Although face-to-face sessions are resuming, Claire Hall, Ryedale Carer Support’s Chief Officer, said a decision had been made specifically to keep some sessions online to give the broadest level of access possible.
“We are going to keep some online activities because a lot more people are now connected,” said Claire.
They are an online singalong, where those attending can listen to a singer then get involved themselves, with the opportunity for chatting between those attending and ‘virtual’ walks, where North York Moors rangers offer details on everything from natural history to wildlife, offering those watching the chance to get involved in discussions.
“They are very interactive,” said Claire. “Our vision is that if you are part of something, you don’t feel so lonely, even if it is online.”
The value of face-to-face sessions should not be under-estimated, however, and a one-stop-shop session is held at Pickering Methodist Church on the first Monday of the month, to provide easy access for those wanting contact with the voluntary sector and other services.
Ryedale Carer Support’s history dates into the last century, but it became a charity in 2000 with a remit to provide volunteers to sit with those needing care, to allow regular unpaid carers such as family members to have a break, with services expanding beyond that in the years that followed.
A quilt has been created by members to celebrate the support Ryedale Carer Support provides. This is currently touring around libraries in the district and beyond.
Ryedale Carer Support has a contract with us as well as raising income independently through grants and their own fundraising activities.
When the pandemic came, it had 130 volunteers, but that more than doubled as furloughed workers offered help.
The fact that most had jobs that needed formal security checks meant they could be used immediately to meet the new demands.
With face-to-face visits stopped, the volunteers were needed to help with shopping runs and prescription deliveries.

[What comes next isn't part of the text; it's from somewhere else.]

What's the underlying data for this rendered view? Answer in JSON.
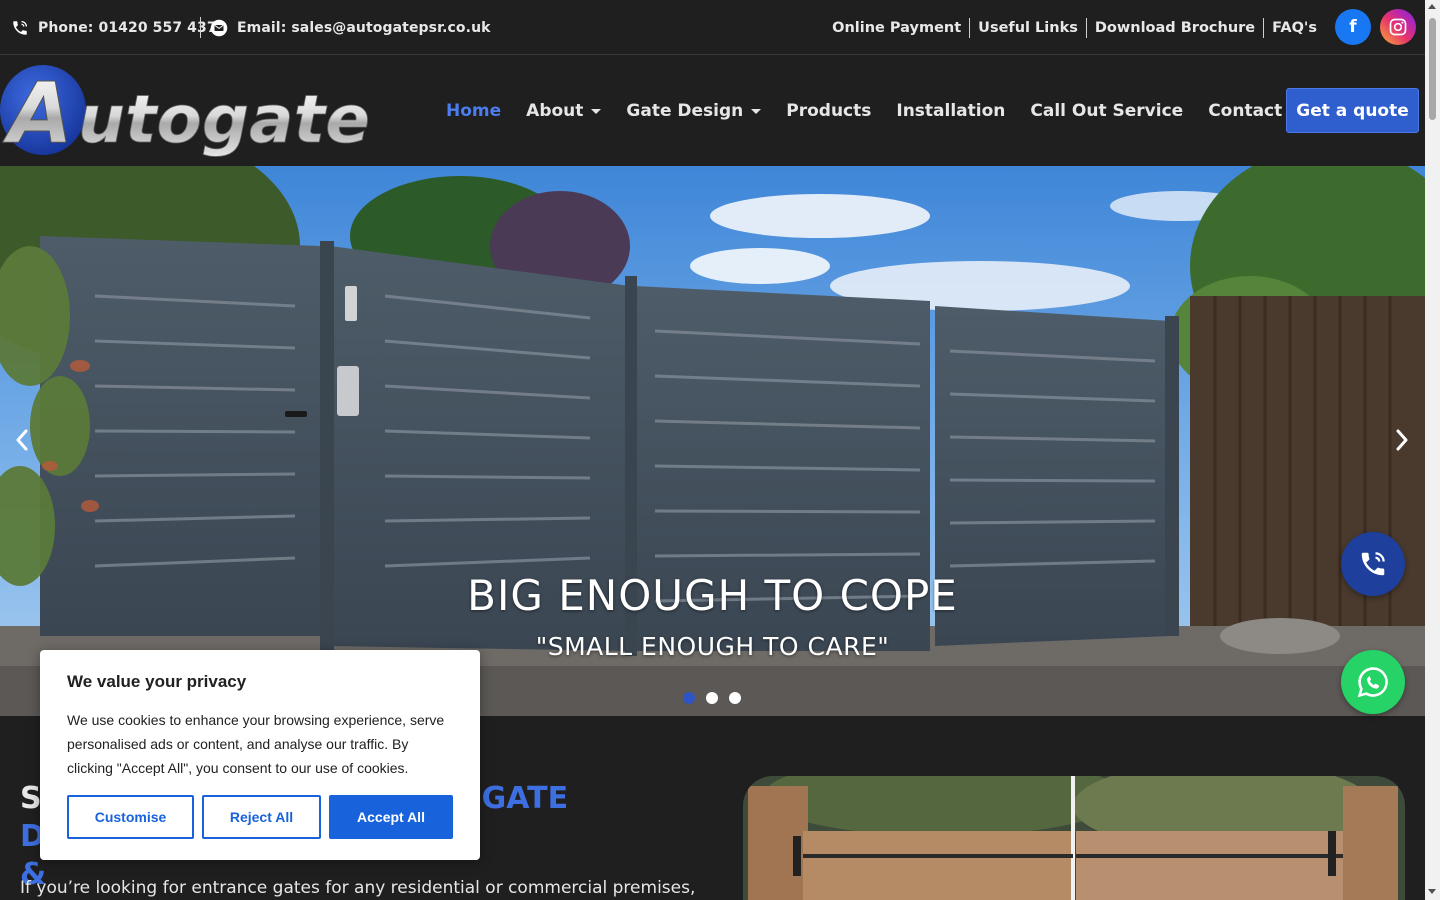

Community support organisations were established across North Yorkshire to ensure no residents were overlooked during the pandemic and Ryedale Carer Support worked with Carers Plus Yorkshire to fulfil that obligation.
While that arrangement went on for almost two years, the final community support organisations responsibilities were handed to Carers Plus Yorkshire in January, leaving the Ryedale Carer Support to return to its core functions.
While some of the recognisable face-to-face sessions are now being resumed, the lasting presence of online support will remain a legacy of the pandemic – a rarity in that it represents a positive outcome from an episode in history that has brought so much suffering, hardship and grief.